To know something about antique jewelry or antique jewellery one really has to dig into many (sometimes complex) factors. Some of these will be touched upon in future posts. Although we do not intend here to delve into matters in depth, the following paragraphs give a good idea on antique jewelry and what it’s all about. I may also go more in depth in future posts.

The word “antique” comes from the Latin word “antiquus”, meaning “old” and the  word “jewellery” (British spelling) or “jewelry” (American spelling) is a derivation of the word “jewel”, which was anglicised from the Old French “jouel”  some 800 years ago, in around the 13th century. The word “jouel” itself comes  from the Latin word “jocale”, meaning “plaything”. Jewelry can be made out of  almost every known material with the purpose to adorn nearly every part of the  body.

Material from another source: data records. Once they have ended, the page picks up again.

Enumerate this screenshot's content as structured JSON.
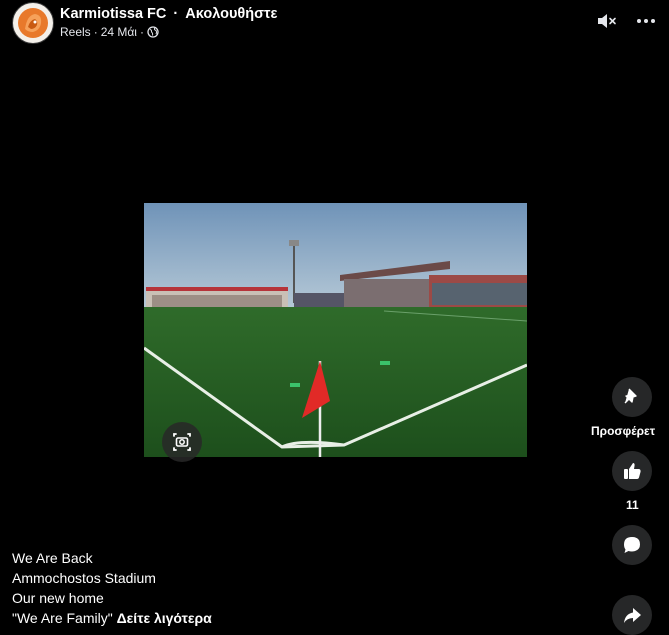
{
  "header": {
    "page_name": "Karmiotissa FC",
    "separator": "·",
    "follow_label": "Ακολουθήστε",
    "meta_type": "Reels",
    "meta_sep": "·",
    "meta_date": "24 Μάι",
    "meta_sep2": "·"
  },
  "actions": {
    "offer_label": "Προσφέρετ",
    "like_count": "11"
  },
  "caption": {
    "lines": [
      "We Are Back",
      "Ammochostos Stadium",
      "Our new home"
    ],
    "last_line": "\"We Are Family\"",
    "see_more": "Δείτε λιγότερα"
  },
  "colors": {
    "background": "#000000",
    "action_button": "#262728",
    "avatar_orange": "#e8792b"
  },
  "icons": {
    "mute": "speaker-muted-icon",
    "more": "more-options-icon",
    "privacy": "globe-icon",
    "lens": "visual-search-icon",
    "offer": "magic-pin-icon",
    "like": "thumbs-up-icon",
    "comment": "comment-bubble-icon",
    "share": "share-arrow-icon"
  }
}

Antique jewelry is jewelry that has reached an age of 100 years or more and that  makes it a witness of a previous era in human history. It is in generally used  for previously owned jewelry and for pieces of jewelry made in earlier periods and not necessarily pre-worn jewellery. It is not a dequalifying designation as many pieces of antique jewelry typically feature fine workmanship  and high quality stones, as well as one-of-a-kind pieces.

Antique jewelry includes many decades or eras. Each era has many different designs. These eras include Georgian, Early Victorian, Mid-Victorian, Late Victorian, Arts and Crafts era, Art Nouveau, Edwardian, Art Deco and Retro.